OpenSolaris

Printable Version Enter a New Search
Bug ID 6789870
Synopsis ipif6_dup_recovery() may operate on a freed ipif, corrupting memory
State 10-Fix Delivered (Fix available in build)
Category:Subcategory kernel:tcp-ip
Keywords
Responsible Engineer Peter Memishian
Reported Against
Duplicate Of
Introduced In solaris_nevada
Commit to Fix snv_107
Fixed In snv_107
Release Fixed solaris_nevada(snv_107)
Related Bugs 4728609
Submit Date 3-January-2009
Last Update Date 28-January-2009
Description
While running Seb's Clearview IPMP stress tests, every now and then I've 
hit this panic: 
 
   kernel memory allocator:  
   buffer modified after being freed 
   modification occurred at offset 0xe0 (0xdeadbeefdeadbeef replaced by 0x0) 
   buffer=ffffff0215de7540  bufctl=ffffff0213703490  cache: kmem_alloc_320 
   previous transaction on buffer ffffff0215de7540: 
   thread=ffffff022aaca580  time=T-3.414914219  slab=ffffff0215dc60e8  cache: 
   kmem_alloc_320 
   kmem_cache_free_debug+12f 
   kmem_cache_free+98 
   kmem_free+1f7 
   segvn_free+a2 
   seg_free+3c 
   segvn_unmap+ec1 
   as_free+117 
   relvm+116 
   proc_exit+4b0 
   exit+15 
 
Digging through the kmem logs reveals that this buffer had previously been 
an ipif_t, and that offset 0xe0 corresponds to the ipif_recovery_id field 
in the ipif_t.  There are a number of places where ipif_recovery_id is 
zeroed, so I instrumented the kernel and found the one specifically 
causing the corruption is at the top of ipif6_dup_recovery(): 

  static void 
  ipif6_dup_recovery(void *arg) 
  { 
        ipif_t *ipif = arg; 
 
-->     ipif->ipif_recovery_id = 0; 
        if (!(ipif->ipif_flags & IPIF_DUPLICATE)) 
                return; 
 
This is happening because we end up scheduling a recovery timer when one 
is already running, via this code in ip_ndp_excl(): 
 
        if (!(ipif->ipif_flags & (IPIF_DHCPRUNNING|IPIF_TEMPORARY)) && 
            ill->ill_net_type == IRE_IF_RESOLVER && 
            !(ipif->ipif_state_flags & IPIF_CONDEMNED) && 
            ipst->ips_ip_dup_recovery > 0) { 
                ipif->ipif_recovery_id = timeout(ipif6_dup_recovery, 
                    ipif, MSEC_TO_TICK(ipst->ips_ip_dup_recovery)); 
        } 
 
That is, I found that ipif_recovery_id was already pointing to a live 
timeout when we set it above (through some ASSERTs I added, not shown). 

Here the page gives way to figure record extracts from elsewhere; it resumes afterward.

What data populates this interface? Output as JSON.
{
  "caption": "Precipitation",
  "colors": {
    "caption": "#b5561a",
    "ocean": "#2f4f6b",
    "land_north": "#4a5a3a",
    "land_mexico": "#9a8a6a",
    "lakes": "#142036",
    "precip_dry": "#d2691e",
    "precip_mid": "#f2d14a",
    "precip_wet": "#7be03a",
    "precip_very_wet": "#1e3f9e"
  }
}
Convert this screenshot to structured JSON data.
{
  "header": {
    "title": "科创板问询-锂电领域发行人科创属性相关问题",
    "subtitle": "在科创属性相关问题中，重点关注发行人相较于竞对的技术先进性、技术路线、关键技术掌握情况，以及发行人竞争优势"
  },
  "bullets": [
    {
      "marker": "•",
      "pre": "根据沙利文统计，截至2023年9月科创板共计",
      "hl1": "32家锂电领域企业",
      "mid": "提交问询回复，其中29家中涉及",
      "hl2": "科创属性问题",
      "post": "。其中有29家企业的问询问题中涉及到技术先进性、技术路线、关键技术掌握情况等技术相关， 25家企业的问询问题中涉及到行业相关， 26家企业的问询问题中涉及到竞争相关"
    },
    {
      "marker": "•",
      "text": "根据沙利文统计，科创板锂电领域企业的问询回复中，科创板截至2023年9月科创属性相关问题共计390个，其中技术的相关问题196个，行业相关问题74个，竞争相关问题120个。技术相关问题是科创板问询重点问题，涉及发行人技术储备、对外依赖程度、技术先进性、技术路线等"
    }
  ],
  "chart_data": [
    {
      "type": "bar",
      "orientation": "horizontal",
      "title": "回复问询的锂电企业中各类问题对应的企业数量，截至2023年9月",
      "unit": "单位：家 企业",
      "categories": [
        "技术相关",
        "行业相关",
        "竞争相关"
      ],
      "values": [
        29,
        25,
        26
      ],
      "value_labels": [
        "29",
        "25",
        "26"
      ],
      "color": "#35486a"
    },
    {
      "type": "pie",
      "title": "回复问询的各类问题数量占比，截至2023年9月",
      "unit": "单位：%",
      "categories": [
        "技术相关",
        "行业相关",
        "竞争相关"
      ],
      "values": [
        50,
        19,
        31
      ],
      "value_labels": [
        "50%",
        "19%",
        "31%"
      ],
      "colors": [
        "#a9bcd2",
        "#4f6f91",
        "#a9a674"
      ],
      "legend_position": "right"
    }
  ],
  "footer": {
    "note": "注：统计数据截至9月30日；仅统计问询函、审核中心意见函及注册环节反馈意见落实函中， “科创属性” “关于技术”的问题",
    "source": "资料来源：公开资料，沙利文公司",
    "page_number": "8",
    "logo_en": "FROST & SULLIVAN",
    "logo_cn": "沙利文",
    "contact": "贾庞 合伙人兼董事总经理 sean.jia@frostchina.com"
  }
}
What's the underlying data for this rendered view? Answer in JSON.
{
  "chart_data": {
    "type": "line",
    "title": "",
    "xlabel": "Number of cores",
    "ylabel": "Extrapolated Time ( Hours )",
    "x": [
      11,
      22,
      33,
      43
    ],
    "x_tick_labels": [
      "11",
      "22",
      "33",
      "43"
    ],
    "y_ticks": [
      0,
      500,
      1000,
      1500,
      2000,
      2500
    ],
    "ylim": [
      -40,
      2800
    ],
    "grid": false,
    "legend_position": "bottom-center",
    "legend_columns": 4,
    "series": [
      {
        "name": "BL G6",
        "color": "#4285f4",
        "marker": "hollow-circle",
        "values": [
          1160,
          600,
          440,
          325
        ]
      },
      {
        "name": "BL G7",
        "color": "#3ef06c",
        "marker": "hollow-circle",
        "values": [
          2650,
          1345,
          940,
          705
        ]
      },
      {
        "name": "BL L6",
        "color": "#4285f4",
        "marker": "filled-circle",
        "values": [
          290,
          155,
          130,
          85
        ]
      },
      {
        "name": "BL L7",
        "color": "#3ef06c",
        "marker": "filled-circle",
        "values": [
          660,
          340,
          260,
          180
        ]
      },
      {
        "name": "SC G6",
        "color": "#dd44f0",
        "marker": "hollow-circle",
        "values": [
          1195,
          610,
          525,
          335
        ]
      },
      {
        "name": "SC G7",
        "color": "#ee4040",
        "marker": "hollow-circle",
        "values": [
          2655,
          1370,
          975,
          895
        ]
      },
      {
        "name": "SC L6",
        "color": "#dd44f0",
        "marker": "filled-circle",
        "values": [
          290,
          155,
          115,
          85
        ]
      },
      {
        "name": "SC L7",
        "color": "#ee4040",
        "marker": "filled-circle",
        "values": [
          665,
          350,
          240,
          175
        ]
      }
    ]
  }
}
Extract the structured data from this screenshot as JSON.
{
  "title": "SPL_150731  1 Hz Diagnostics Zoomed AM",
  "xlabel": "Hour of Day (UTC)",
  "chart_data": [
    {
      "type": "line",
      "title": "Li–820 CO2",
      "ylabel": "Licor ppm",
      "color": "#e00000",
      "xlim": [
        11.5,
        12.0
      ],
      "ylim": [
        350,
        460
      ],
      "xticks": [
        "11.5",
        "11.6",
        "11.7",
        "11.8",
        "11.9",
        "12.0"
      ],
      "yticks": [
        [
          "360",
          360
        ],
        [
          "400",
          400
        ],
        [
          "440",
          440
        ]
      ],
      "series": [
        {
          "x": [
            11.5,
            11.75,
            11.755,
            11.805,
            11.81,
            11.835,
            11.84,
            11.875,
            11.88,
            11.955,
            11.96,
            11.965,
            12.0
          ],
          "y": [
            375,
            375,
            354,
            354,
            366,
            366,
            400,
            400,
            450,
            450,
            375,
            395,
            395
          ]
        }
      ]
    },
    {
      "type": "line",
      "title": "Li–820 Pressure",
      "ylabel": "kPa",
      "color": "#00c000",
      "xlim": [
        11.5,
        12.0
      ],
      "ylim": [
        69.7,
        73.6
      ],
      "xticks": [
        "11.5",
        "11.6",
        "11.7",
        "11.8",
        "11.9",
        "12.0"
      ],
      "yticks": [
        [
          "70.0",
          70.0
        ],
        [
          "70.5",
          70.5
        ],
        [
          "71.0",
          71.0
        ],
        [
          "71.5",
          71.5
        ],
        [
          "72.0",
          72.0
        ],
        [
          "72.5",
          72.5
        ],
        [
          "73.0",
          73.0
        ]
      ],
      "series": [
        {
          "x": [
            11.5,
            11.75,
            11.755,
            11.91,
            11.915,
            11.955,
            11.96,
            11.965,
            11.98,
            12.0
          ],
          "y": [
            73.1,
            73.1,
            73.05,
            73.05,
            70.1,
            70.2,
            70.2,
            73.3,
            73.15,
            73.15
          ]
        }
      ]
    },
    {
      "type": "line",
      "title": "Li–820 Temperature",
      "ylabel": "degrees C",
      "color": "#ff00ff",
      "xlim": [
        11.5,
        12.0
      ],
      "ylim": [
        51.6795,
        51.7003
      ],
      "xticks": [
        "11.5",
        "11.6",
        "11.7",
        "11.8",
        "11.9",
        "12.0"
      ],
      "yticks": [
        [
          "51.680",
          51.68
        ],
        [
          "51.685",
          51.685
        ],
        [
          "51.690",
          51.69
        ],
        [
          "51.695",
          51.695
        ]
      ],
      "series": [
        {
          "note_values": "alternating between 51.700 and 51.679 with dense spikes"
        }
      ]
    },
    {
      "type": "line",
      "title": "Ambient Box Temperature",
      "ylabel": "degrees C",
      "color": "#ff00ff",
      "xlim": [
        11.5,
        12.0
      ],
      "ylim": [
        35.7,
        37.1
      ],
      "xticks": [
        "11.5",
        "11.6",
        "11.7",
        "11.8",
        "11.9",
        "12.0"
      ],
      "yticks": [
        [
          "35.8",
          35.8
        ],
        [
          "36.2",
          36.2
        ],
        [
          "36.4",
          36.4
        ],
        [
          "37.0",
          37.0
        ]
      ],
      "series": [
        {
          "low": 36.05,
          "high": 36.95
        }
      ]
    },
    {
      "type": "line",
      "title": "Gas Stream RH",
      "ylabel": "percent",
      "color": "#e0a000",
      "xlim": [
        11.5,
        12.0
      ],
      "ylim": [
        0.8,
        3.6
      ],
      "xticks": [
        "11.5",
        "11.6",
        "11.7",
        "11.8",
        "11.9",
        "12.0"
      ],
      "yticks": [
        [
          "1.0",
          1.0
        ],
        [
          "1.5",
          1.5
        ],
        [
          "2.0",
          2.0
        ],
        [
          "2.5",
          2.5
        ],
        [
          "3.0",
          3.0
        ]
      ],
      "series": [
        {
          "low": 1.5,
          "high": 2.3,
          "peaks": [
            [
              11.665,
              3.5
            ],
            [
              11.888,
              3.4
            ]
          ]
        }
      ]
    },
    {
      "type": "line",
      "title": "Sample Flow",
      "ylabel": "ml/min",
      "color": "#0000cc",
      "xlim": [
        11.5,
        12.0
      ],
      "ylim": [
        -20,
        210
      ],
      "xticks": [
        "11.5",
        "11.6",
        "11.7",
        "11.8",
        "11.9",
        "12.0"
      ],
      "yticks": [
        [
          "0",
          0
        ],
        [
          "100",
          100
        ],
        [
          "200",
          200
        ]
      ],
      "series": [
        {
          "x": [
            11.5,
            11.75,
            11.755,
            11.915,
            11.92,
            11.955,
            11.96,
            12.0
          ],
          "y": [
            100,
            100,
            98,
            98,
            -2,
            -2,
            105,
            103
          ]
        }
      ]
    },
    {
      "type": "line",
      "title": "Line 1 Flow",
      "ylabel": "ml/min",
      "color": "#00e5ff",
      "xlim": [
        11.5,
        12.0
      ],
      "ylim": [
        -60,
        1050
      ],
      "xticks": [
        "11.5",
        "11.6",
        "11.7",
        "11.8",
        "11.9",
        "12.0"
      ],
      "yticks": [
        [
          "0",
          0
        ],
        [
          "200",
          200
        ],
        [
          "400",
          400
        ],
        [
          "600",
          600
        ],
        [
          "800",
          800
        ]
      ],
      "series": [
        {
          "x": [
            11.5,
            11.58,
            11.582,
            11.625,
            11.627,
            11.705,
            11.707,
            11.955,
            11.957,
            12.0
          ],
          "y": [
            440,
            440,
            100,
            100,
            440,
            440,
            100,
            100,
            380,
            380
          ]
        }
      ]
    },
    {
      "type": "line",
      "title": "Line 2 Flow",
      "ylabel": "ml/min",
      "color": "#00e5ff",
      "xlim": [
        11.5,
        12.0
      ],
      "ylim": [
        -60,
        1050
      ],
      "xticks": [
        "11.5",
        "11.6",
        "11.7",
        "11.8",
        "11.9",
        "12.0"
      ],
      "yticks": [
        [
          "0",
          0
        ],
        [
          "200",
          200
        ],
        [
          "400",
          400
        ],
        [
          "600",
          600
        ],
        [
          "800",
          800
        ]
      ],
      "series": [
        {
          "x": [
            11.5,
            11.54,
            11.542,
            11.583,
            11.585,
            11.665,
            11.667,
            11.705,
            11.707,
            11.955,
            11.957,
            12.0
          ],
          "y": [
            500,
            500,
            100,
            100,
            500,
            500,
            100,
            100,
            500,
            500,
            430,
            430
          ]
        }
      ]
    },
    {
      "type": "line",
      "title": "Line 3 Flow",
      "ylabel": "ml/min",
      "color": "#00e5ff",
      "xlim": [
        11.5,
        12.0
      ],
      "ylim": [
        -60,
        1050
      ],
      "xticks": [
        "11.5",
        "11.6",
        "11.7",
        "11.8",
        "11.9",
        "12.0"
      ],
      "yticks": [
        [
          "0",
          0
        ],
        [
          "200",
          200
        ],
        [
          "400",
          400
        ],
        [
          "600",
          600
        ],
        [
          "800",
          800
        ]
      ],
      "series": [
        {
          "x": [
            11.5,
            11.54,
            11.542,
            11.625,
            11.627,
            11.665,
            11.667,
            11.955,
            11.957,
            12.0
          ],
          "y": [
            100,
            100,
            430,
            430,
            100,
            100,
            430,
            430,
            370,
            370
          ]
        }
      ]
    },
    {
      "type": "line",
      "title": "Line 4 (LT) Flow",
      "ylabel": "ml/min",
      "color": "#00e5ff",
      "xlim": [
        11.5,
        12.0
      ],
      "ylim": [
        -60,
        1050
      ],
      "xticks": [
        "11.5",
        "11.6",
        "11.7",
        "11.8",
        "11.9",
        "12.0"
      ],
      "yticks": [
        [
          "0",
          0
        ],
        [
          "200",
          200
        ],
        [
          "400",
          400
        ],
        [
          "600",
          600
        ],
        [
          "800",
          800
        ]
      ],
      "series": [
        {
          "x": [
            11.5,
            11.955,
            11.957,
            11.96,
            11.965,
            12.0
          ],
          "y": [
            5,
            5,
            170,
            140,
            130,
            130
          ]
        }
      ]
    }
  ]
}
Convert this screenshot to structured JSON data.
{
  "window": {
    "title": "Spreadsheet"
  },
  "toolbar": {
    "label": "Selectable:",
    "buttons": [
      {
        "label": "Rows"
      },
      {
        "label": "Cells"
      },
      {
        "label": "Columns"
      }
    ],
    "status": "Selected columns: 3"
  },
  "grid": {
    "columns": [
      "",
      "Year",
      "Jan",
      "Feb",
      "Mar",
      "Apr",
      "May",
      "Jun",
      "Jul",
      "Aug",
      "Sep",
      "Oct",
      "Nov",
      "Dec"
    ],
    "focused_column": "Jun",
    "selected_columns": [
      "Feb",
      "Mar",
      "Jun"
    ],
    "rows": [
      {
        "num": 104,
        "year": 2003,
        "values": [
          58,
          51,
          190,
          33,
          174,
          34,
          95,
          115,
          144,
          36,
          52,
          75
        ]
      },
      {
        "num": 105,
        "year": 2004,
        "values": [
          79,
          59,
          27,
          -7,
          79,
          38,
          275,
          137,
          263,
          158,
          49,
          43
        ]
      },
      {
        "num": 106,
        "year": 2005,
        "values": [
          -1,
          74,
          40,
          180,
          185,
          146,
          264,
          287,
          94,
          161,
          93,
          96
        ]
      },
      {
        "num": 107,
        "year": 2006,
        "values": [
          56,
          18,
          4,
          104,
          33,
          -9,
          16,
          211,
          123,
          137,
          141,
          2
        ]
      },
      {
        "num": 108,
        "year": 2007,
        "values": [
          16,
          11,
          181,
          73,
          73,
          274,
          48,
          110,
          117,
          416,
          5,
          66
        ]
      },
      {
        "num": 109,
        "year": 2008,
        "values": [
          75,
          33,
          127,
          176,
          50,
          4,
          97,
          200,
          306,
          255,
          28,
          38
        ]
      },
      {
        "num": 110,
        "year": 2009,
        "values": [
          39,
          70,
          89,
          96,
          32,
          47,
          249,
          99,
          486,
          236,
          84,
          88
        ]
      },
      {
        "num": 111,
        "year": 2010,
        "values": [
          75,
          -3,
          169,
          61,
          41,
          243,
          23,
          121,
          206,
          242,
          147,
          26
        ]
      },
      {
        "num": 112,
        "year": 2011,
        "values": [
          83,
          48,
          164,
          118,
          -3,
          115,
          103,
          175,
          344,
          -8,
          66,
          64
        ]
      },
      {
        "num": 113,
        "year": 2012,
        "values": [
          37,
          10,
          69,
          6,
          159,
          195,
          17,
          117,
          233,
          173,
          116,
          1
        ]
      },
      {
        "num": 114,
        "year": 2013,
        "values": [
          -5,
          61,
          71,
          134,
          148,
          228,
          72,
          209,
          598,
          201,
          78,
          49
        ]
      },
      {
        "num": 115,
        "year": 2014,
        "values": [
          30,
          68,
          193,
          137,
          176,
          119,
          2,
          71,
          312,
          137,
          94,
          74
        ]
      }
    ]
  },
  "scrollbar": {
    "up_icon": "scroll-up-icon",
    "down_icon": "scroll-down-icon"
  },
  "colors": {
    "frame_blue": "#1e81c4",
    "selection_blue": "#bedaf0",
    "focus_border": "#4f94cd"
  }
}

So, the original ipif_recovery_id ends up getting lost, and thus if the 
ipif is freed the timer remains, and when it finally fires some 30 seconds 
later it corrupts an unrelated 320 byte buffer -- or worse. 
 
It seems that it was "by design" that a recovery timer should not be 
running when ip_ndp_excl() was called (i.e., it's not a bug that we don't 
check "ipif_recovery_id != 0" above).  Assuming that's the case, the bug 
seems to be that for IPv6, if we go through ill_restart_dad() -> 
ndp_do_recovery() -> ip_ndp_recover(), we forget to stop the recovery 
timer.  As a result, if the ipif again becomes a duplicate, then 
ip_ndp_excl() will clobber ipif_recovery_id as previously described.  This 
doesn't happen for IPv4 since ill_restart_dad() goes through ARP and then 
comes back via ip_arp_excl() which calls ipif_resolver_up() which cancels 
the recovery timer.
Work Around
N/A
Comments
N/A